Texas Academy of Family Physicians Foundation
Title: “Predictors of Health & Functional Status in Patients with Chronic Low Back Pain: the Role of Trust in the Doctor
04/2007 – 04/2008
Principal Investigator: David Schneider, MD, MSPH
Need grant details

Health Resources and Services Administration
Title: “Faculty in Essential South Texas Activities”
07/2003 – 06/2006
Principal Investigator: James Tysinger, EdD
A web-based learning project for developing faculty in our department and in its affiliated residency programs in South Texas (RRNeT)..

American Academy of Family Physicians Foundation
Title: “An Office-based Intervention to Improve Medication Compliance
06/2001 – 06/2002
Principal Investigator: Sandra Burge, PhD
This study tested a simple office-based intervention for medication compliance in six practices of the Residency Research Network of Texas.
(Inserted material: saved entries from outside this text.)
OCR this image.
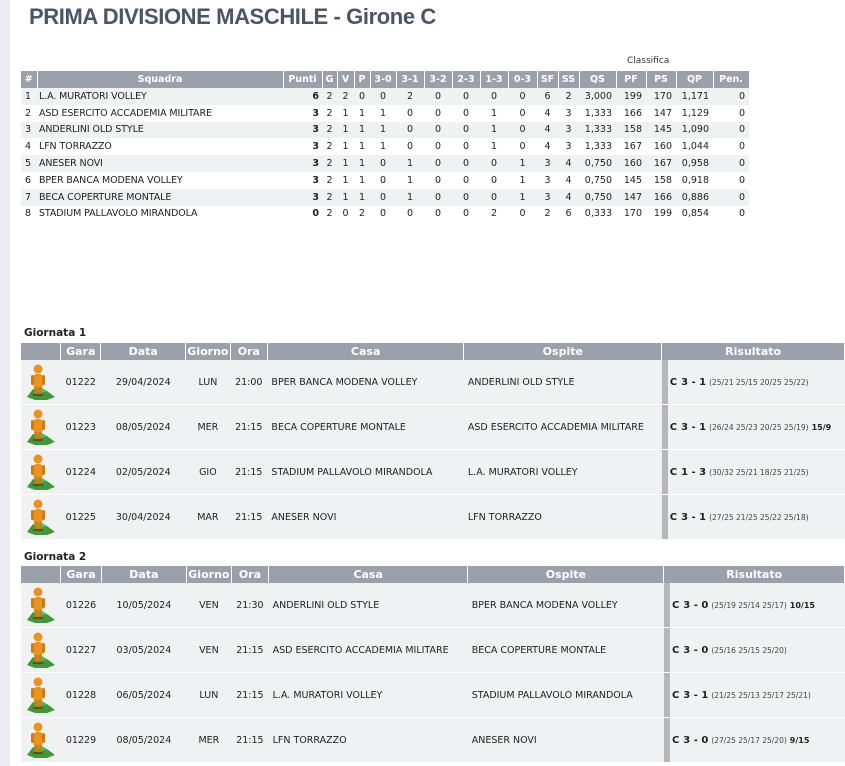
PRIMA DIVISIONE MASCHILE - Girone C
Classifica
#	Squadra	Punti	G	V	P	3-0	3-1	3-2	2-3	1-3	0-3	SF	SS	QS	PF	PS	QP	Pen.
1	L.A. MURATORI VOLLEY	6	2	2	0	0	2	0	0	0	0	6	2	3,000	199	170	1,171	0
2	ASD ESERCITO ACCADEMIA MILITARE	3	2	1	1	1	0	0	0	1	0	4	3	1,333	166	147	1,129	0
3	ANDERLINI OLD STYLE	3	2	1	1	1	0	0	0	1	0	4	3	1,333	158	145	1,090	0
4	LFN TORRAZZO	3	2	1	1	1	0	0	0	1	0	4	3	1,333	167	160	1,044	0
5	ANESER NOVI	3	2	1	1	0	1	0	0	0	1	3	4	0,750	160	167	0,958	0
6	BPER BANCA MODENA VOLLEY	3	2	1	1	0	1	0	0	0	1	3	4	0,750	145	158	0,918	0
7	BECA COPERTURE MONTALE	3	2	1	1	0	1	0	0	0	1	3	4	0,750	147	166	0,886	0
8	STADIUM PALLAVOLO MIRANDOLA	0	2	0	2	0	0	0	0	2	0	2	6	0,333	170	199	0,854	0
Giornata 1
	Gara	Data	Giorno	Ora	Casa	Ospite	Risultato

	01222	29/04/2024	LUN	21:00	BPER BANCA MODENA VOLLEY	ANDERLINI OLD STYLE	C 3 - 1 (25/21 25/15 20/25 25/22)

	01223	08/05/2024	MER	21:15	BECA COPERTURE MONTALE	ASD ESERCITO ACCADEMIA MILITARE	C 3 - 1 (26/24 25/23 20/25 25/19) 15/9

	01224	02/05/2024	GIO	21:15	STADIUM PALLAVOLO MIRANDOLA	L.A. MURATORI VOLLEY	C 1 - 3 (30/32 25/21 18/25 21/25)

	01225	30/04/2024	MAR	21:15	ANESER NOVI	LFN TORRAZZO	C 3 - 1 (27/25 21/25 25/22 25/18)
Giornata 2
	Gara	Data	Giorno	Ora	Casa	Ospite	Risultato

	01226	10/05/2024	VEN	21:30	ANDERLINI OLD STYLE	BPER BANCA MODENA VOLLEY	C 3 - 0 (25/19 25/14 25/17) 10/15

	01227	03/05/2024	VEN	21:15	ASD ESERCITO ACCADEMIA MILITARE	BECA COPERTURE MONTALE	C 3 - 0 (25/16 25/15 25/20)

	01228	06/05/2024	LUN	21:15	L.A. MURATORI VOLLEY	STADIUM PALLAVOLO MIRANDOLA	C 3 - 1 (21/25 25/13 25/17 25/21)

	01229	08/05/2024	MER	21:15	LFN TORRAZZO	ANESER NOVI	C 3 - 0 (27/25 25/17 25/20) 9/15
Health Resources and Services Administration
Title: “Academic Administrative Units – Developing Research Laboratories
09/2000 – 08/2003
Principal Investigator: Barry Weiss, MD
This infrastructure grant provided funding for two family medicine research networks: RRNEST – the Residency Research Network of South Texas, and STARNET – the South Texas Ambulatory Research Network.

Health Resources and Services Administration
Title: “Establishment of Departments of Family Medicine”
09/1997 – 08/2000
Principal Investigator: Barry Weiss, MD
This grant provided infrastructure funding for research in the Department of Family Medicine, including startup funds for the Residency Research Network of South Texas.